Kali ini mereka sedang berada di apartemen milik Raka. Hanya bisa di sini karena beberapa hari ini ada beberapa orang yang selalu mengawasi gerak-gerik Raka. Menyusahkan. Dirinya tidak sempat kalau harus mengurus orang-orang itu.

"Aku cuma bisa buat ini," kata Dita yang datang sambil membawa nampan berisi empat mangkuk mie instan yang kuahnya masih mengepul.

Dewa merapihkan berkas yang dia kerjakan dan segera menghampiri makanannya. "Setidaknya ini lebih baik, daripada kemarin."

Ucapan yang dibalas tawa oleh Arga. Sangat setuju, mengingat kemarin saat membuka makanan, mereka mendapat bingkisan agak menjijikkan. Entah seniat apa musuh-musuh Raka sampai bisa menyelipkan tikus mati, di paket makanan yang mereka pesan. Itu jelas ancaman, dan mereka bukan gentar, justru tertawa geli. Sayang sekali, orang-orang itu salah memilih lawan.

"Ayo makan sebentar!" suruh Dita.

Arga menghampiri Dita, dan duduk di sampingnya. Dirangkul pinggang ramping itu. "Terima kasih, sayang. Aku lapar."

"Kalau lapar, cepat makan!" omel Dita sambil melepas rangkulan itu. "Oh yaa jangan lupa, malam ini kamu ditunggu Papa."

Arga menganggukkan kepala dan mengecup singkat bibir itu. "Siap, kita pulang ke rumahmu."

"Gimana persiapan pernikahan kalian? Fala terus marah-marah karena dia pikir kalian nggak punya cukup untuk mengurus pernikahan kalian," tanya Dewa yang hanya bisa pasrah kalau Fala marah.

"Tenang, semua beres. W.O pilihan Fala memang terbaik, aku belum sempat main ke rumahmu, padahal kangen main keluar dengannya." Dita mengambil mangkuknya dan mulai makan.

Empat orang ini makan dengan serius, tanpa bicara. Selain mereka harus cepat, makan sambil ngobrol juga tidak baik. Setelah beres, Dita dan Arga langsung membereskan mangkuk itu.

"Letakkan saja di sana, biar aku yang membersihkan, nanti." Raka bicara sembari kembali ke kursi tempatnya bekerja tadi. Kertas-kertas di meja ini masih berserakan.

"Terima kasih, tuan rumah yang baik. Tenang aja, ada Arga di sini, dia pintar membersihkan apapun," balas Dita dan langsung dibalas tawa oleh Arga.

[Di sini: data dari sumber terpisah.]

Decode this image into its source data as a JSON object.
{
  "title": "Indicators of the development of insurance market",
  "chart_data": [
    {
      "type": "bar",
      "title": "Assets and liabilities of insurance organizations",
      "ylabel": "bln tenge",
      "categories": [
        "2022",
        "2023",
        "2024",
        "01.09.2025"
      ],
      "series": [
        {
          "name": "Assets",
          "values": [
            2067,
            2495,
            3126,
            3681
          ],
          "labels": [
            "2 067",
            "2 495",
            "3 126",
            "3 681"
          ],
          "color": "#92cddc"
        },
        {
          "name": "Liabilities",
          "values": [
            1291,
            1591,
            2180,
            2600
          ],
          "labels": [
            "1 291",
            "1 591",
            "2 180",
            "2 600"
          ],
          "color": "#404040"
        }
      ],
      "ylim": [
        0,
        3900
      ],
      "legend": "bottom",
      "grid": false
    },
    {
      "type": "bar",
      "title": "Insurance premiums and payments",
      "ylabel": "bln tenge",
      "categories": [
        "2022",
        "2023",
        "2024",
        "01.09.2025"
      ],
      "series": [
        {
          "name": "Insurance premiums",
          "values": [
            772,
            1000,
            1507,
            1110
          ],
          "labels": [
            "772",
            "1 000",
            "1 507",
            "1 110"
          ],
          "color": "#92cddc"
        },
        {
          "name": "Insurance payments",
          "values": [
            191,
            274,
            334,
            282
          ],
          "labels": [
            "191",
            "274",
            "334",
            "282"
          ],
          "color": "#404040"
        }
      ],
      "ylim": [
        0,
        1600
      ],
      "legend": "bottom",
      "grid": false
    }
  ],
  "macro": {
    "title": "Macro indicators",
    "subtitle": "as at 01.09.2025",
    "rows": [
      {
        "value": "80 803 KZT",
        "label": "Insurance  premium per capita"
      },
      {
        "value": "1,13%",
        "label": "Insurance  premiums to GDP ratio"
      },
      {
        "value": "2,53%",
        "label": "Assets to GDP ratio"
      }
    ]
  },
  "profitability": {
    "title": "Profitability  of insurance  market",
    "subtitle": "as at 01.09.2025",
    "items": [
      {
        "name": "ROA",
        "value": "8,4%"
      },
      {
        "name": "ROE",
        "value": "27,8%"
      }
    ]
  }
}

Gemas, Arga memeluk Dita dari belakang, meski gadisnya ini sedang mencuci mangkuk-mangkuk itu. "Aku rindu," bisiknya.

"Astaga Arga, kamu terus mengikutiku hampir setiap hari!" omel Dita.

Arga mendengus pelan dan mengambil alih pekerjaan Dita. "Sayang, menurutmu bulan madu kita lebih baik dimana ya?"

"Emm? bukannya ke Jerman? kamu bilang kita sekalian berkunjung ke rumah Nenekmu." Dita merapihkan rambut Arga yang agak berantakan. "Aku juga ingin pergi ke sana, aku penasaran dengan paviliun kaca milik Nenekmu."

Arga tersenyum manis dan mendekatkan wajahnya. "Oke. Aku kira kamu keberatan."

"Mana mungkin? Lagipula kamu udah lama nggak pergi ke sana." Dita menghela nafas panjang. "Tapi aku belum mengajukan cuti."

Arga telah menyelesaikan pekerjaannya. Setelah mengeringkan tangan, dirinya menghadap Dita dan mengangkat gadis itu, mendudukkannya di atas pantry. "Itu mudah, sayang."

"Raka! Bisa berikan cuti selama satu bulan untuk Dita?" Tanya Arga tanpa mengalihkan pandangannya pada Dita. Pandangan yang penuh dengan cinta. Salah satu alasan dirinya tidak pernah cemburu pada Arga, meski pria ini sering terlihat akrab dengan perempuan lain adalah, tatapan memuja dari pria tampan ini.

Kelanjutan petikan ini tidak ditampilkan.